Pesquisadores do Yale Liver Center descobriram que pacientes com covid-19 apresentaram testes hepáticos anormais, com taxas muito mais altas do que as sugeridas por estudos anteriores. Eles também constataram que níveis mais elevados de enzimas hepáticas — proteínas liberadas quando o fígado é danificado — estavam associados a prognósticos piores para essas pessoas, incluindo admissão na UTI, ventilação mecânica e morte. A pesquisa foi publicada na revista Hepatology.

Estudos na China descobriram que aproximadamente 15% dos pacientes com covid-19 tiveram testes hepáticos anormais. O estudo de Yale, que analisou retrospectivamente 1.827 pacientes hospitalizados no sistema de saúde de Yale New Haven entre março e abril, constatou incidência entre 41,6% e 83,4%.

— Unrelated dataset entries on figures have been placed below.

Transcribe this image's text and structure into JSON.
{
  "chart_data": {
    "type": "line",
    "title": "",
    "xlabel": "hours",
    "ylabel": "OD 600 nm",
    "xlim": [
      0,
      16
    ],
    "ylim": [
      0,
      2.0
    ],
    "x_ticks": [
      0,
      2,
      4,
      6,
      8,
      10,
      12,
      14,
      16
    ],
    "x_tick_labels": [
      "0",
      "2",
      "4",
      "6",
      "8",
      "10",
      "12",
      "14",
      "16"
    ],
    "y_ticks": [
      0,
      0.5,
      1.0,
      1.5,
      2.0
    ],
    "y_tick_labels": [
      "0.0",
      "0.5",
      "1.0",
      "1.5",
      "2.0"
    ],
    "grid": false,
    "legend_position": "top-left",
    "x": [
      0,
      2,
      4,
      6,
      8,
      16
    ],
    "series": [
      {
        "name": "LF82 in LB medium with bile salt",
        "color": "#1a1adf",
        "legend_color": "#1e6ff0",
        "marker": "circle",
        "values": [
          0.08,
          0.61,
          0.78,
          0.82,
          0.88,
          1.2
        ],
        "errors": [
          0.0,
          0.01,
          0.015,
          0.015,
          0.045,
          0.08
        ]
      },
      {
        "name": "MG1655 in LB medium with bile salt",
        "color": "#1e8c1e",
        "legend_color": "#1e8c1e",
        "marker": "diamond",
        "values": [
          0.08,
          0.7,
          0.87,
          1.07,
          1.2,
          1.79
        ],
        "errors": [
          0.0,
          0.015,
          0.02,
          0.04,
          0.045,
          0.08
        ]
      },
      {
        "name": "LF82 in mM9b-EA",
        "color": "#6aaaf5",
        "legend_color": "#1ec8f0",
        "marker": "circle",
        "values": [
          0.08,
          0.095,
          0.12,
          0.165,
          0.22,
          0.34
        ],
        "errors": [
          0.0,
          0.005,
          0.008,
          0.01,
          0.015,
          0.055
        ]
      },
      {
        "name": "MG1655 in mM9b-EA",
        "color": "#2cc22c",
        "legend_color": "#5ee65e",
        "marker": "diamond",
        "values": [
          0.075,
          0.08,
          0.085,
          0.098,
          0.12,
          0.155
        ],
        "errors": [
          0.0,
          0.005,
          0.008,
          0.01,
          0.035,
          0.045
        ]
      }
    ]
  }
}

Embora os pesquisadores não saibam por que a incidência de testes hepáticos anormais foi muito maior, o autor sênior, Joseph Lim, diretor do Programa de Hepatite Viral de Yale, disse que outras diferenças de saúde entre os chineses e os norte-americanos poderiam explicar isso. “Podemos especular que os pacientes dos EUA podem ter uma taxa elevada de outros fatores de risco, como doença hepática gordurosa alcoólica ou não alcoólica.”

Aproximadamente um quarto dos pacientes no estudo teve testes hepáticos anormais antes de serem admitidos no hospital. Mas, independentemente disso, uma forte associação foi observada entre testes hepáticos anormais e a gravidade dos casos da covid-19. Em vez de o próprio fígado gerar resultados piores em infectados pelo Sars-CoV-2, o órgão é mais provavelmente “um espectador” afetado pela hiperinflamação associada à doença e pelos efeitos colaterais de tratamentos relacionados, segundo Nathanson.